Desde que
he aprendido a apelar a el sentido común, he notado que nuestra América hispana
carga sobre sus espaldas un relato de dolor, injusticia y resistencia. Desde la
Conquista hasta las dictaduras del siglo XX, pasando por la explotación
colonial y la injerencia extranjera, nuestro continente ha construido su
identidad a partir del sufrimiento. Sin embargo, en las últimas décadas, ese
dolor histórico ha derivado, en algunos sectores, en una narrativa de
victimismo cultural que más que empoderar, inmoviliza. No es negar el pasado;
es señalar que vivir atrapados en él termina por esterilizar las posibilidades
de transformación real.
Nuestro pedacito
de América no solo ha sufrido; también ha aprendido a disfrutar del
sufrimiento. Nuestra identidad se ha construido como una respuesta al agravio,
como una búsqueda constante de culpables externos que expliquen nuestra
precariedad interna. El colonialismo, el imperialismo, la globalización, las
dictaduras, el racismo estructural: cada herida se convierte en un monumento,
pero rara vez en un motor de transformación.
Desde mi
punto de vista, el victimismo cultural consiste en una perpetuación de la queja
como principal herramienta de identidad. Nos narramos a nosotros mismos como
eternos perjudicados: del imperialismo, del neoliberalismo, de las potencias
extranjeras, de nuestras propias élites. Pero rara vez se acompaña esa
narración con un análisis autocrítico o con un llamado a la acción consistente.
Se exige reparación, pero no responsabilidad. Se idealiza un pasado
precolombino casi mítico o una resistencia heroica constante, mientras se pasa
por alto la profunda complejidad interna de nuestras sociedades: corrupción
endémica, violencia estructural, racismo internalizado y sistemas educativos
débiles.
El
problema no radica en reconocer la historia, sino en convertirla en excusa, tal
cual como lo hizo José Martí en su ensayo Nuestra América (1891) y
Eduardo Galeano en el suyo, Las Venas Abiertas de América latina (1971).

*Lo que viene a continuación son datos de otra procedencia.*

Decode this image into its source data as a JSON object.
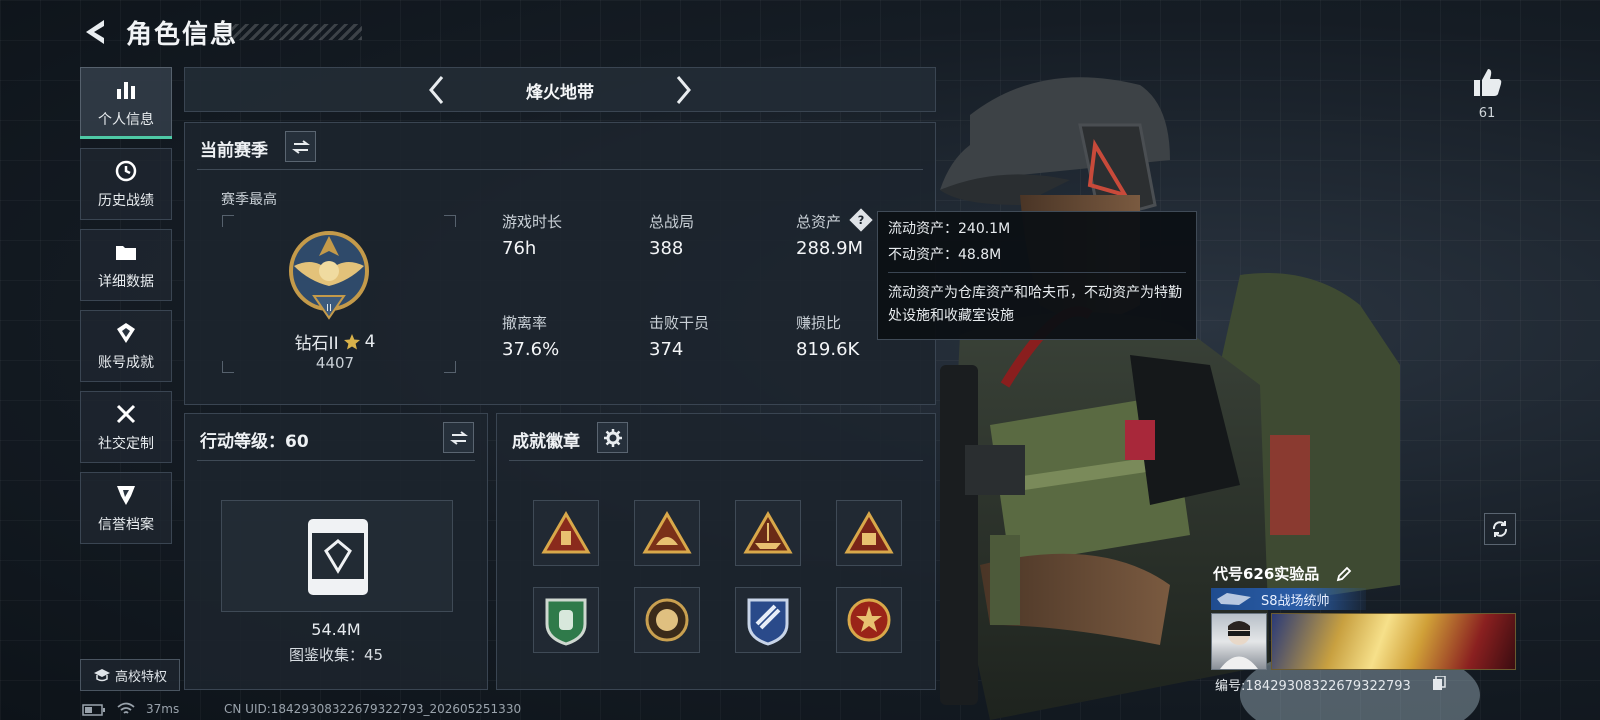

El victimismo cultural se convierte en un refugio cómodo: si somos víctimas, no
somos responsables de nuestras propias fallas. Si el otro siempre es culpable,
nuestras carencias son ajenas. Este relato puede ser útil políticamente —es más
fácil movilizar desde la indignación—, pero a largo plazo alimenta la
dependencia, no la emancipación.
Paradójicamente,
el victimismo latinoamericano, que pretende ser una denuncia contra el
colonialismo y la dominación externa, termina reproduciendo formas coloniales
de pensamiento. Al asumirnos como eternamente oprimidos, delegamos en otros (el
norte global, los organismos internacionales, los supuestos
"salvadores") la tarea de rescatarnos. Se pide reconocimiento externo
en vez de construir soberanía interna. Se exige respeto a nuestra identidad,
pero muchas veces se rehúye el esfuerzo de construir una cultura política que
articule esa identidad en acciones concretas, modernas y liberadoras.
Esto no
significa que el dolor deba ser olvidado. La memoria histórica es esencial para
entender quiénes somos. Pero la memoria no puede ser el ancla que impida
avanzar. Una Latinoamérica adulta y libre sería aquella que transforma su dolor
en impulso, no en pretexto; que reconoce a sus víctimas, pero no se instala en
el papel de víctima; que honra su pasado sin quedarse secuestrada por él.
Hoy más
que nunca, en un mundo globalizado donde la competencia es brutal y la
narrativa importa tanto como los hechos, Latinoamérica necesita desprenderse de
la comodidad amarga del victimismo. No somos —no debemos ser— el continente
eterno de los lamentos. Somos un territorio de creatividad, de resistencia
real, de posibilidades inmensas. Solo hay que tener el coraje de asumirnos no
solo como herederos del dolor, sino también como forjadores de nuestro destino.
Latinoamérica
ha encontrado en el victimismo su nuevo himno nacional. Un lamento perpetuo, un
canto de acusaciones contra el mundo, un eterno señalar con el dedo. El
colonialismo, el FMI, los Estados Unidos, Europa, las grandes corporaciones, el
cambio climático, las élites locales, la historia, el karma: todo conspira
contra nosotros. Todo es culpable, menos nosotros. ¿Hasta cuándo?
El
victimismo cultural latinoamericano se ha convertido en una industria. Hay
políticos que viven de él, académicos que lo rentabilizan en congresos
internacionales, ONGs que lo explotan para recibir fondos, influencers que
construyen su marca personal en base a la indignación selectiva. Y, mientras
tanto, las sociedades se pudren en corrupción, mediocridad y autoritarismo,
protegidas por la excusa sempiterna de "la culpa es de otros".